Wawancara dengan Andreas Soge, pegiat buruh migran asal Larantuka, Nusa Tenggara Timur. Berawal dari perkenalan di media jejaring sosial (Facebook), Fathulloh, salah satu anggota redaksi Pusat Sumber Daya Buruh Migran (PSD-BM) berkenalan dan mewawancarai Andreas Soge (43), seorang pegiat buruh migran asal Larantuka yang juga bergabung dalam organisasi Serikat Buruh Migran Indonesia wilayah Kepulauan Riau (SBMI Kepri). Berikut kutipan wawancaranya:
Redaksi:
Selamat Malam.
Andreas Soge:
Malam juga.
Redaksi:
Mas, kami pernah membaca informasi tentang kegiatan Anda mengawal kepulangan TKI dari Malaysia dari dinding Facebook, bisakah diceritakan bagaimana awal mula keterlibatan Anda dalam pemulangan Tenaga Kerja Indonesia (TKI) asal NTT pada pertengahan Oktober kemarin?
Andreas Soge:
Awalnya ketika saya bekerja di Batam tahun 2007, saat itu saya bertemu dengan begitu banyak perantau asal NTT, saya tergerak untuk lebih memperdalam kenapa mereka banyak di Batam dengan standar hidup yang sangat memprihatinkan, maka diam-diam saya datangi setiap komunitas dan berdiskusi dengan mereka, dari diskusi ini saya mengetahui mayoritas mereka pernah bekerja di Malaysia dan dipulangkan secara paksa karena persoalan dokumen (ilegal).

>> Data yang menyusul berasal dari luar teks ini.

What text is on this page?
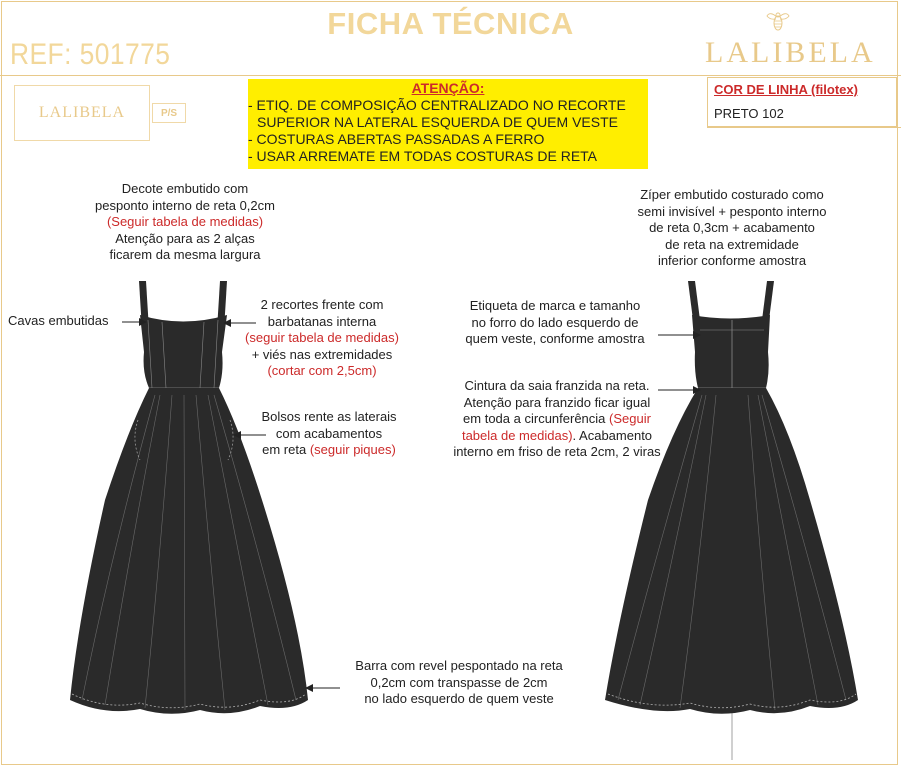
FICHA TÉCNICA
REF: 501775	LALIBELA
LALIBELA	P/S
ATENÇÃO:
- ETIQ. DE COMPOSIÇÃO CENTRALIZADO NO RECORTE
SUPERIOR NA LATERAL ESQUERDA DE QUEM VESTE
- COSTURAS ABERTAS PASSADAS A FERRO
- USAR ARREMATE EM TODAS COSTURAS DE RETA
COR DE LINHA (filotex)
PRETO 102
Decote embutido com
pesponto interno de reta 0,2cm
(Seguir tabela de medidas)
Atenção para as 2 alças
ficarem da mesma largura
Cavas embutidas
2 recortes frente com
barbatanas interna
(seguir tabela de medidas)
+ viés nas extremidades
(cortar com 2,5cm)
Bolsos rente as laterais
com acabamentos
em reta (seguir piques)
Barra com revel pespontado na reta
0,2cm com transpasse de 2cm
no lado esquerdo de quem veste
Zíper embutido costurado como
semi invisível + pesponto interno
de reta 0,3cm + acabamento
de reta na extremidade
inferior conforme amostra
Etiqueta de marca e tamanho
no forro do lado esquerdo de
quem veste, conforme amostra
Cintura da saia franzida na reta.
Atenção para franzido ficar igual
em toda a circunferência (Seguir
tabela de medidas). Acabamento
interno em friso de reta 2cm, 2 viras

Sebenarnya banyak informasi tentang persoalan pekerja migran di Batam yang saya dapat sejak tahun 2007. Selama 2 tahun saya mengumpulkan informasi. Saya mendatangi sendiri pelabuhan pemulangan di Tanjung Pinang dan mengamati beberapa pelabuhan, baik international atau pelabuhan tikus di Batam. Pelabuhan tikus sendiri merupakan pelabuhan yang biasa digunakan untuk penyelundupan baik barang dan manusia, untuk manusia selalu dilakukan para tekong (Calo TKI) di malam hari. Hingga pada Juni 2009 dalam sebuah diskusi yang diadakan Komisi Migran Perantau Keuskupan Pangkal Pinang, saya bertemu dengan Suster Rita RGS. Dari diskusi yang kami lakukan, ternyata kami mempunyai komitmen yang sama, maka sejak itu kami jalan bareng menangani persoalan pelbagai persoalan seputar perantau atau buruh migran.
Redaksi:
Pelabuhan “tikus” berada di titik mana saja mas?
Andreas Soge:
Pelabuhan tikus ada di beberapa titik di Batam seperti Tanjung Sengkuang, Batu Amapar, Teluk Bakau, Sagulung, Pelabuhan Pancung Sekupang, Tanjung Uma, Nongsa, Marina dan bisa ada beberapa tempat lain yang luput dari pengamatan saya terlebih pulau-pulau kecil di sekitaran Batam.
Redaksi:
Apakah sejak saat itu Anda sendirian dalam melakukan pemantauan?
Andreas Soge:
Kalau dibilang sendiri ya memang iya, karena saya sering melakukan sendiri tanpa ditemani, tetapi saya punya beberapa teman yang selama ini konsen terhadap persoalan BMI seperti Ramses D Aruan (Wakil Ketua Umum Serikat Buruh Migran Indonesia) yang sering saya ajak diskusi.
Redaksi:
Kemudian selama pemantauan di beberapa pelabuhan, apa saja yang dilakukan Mas?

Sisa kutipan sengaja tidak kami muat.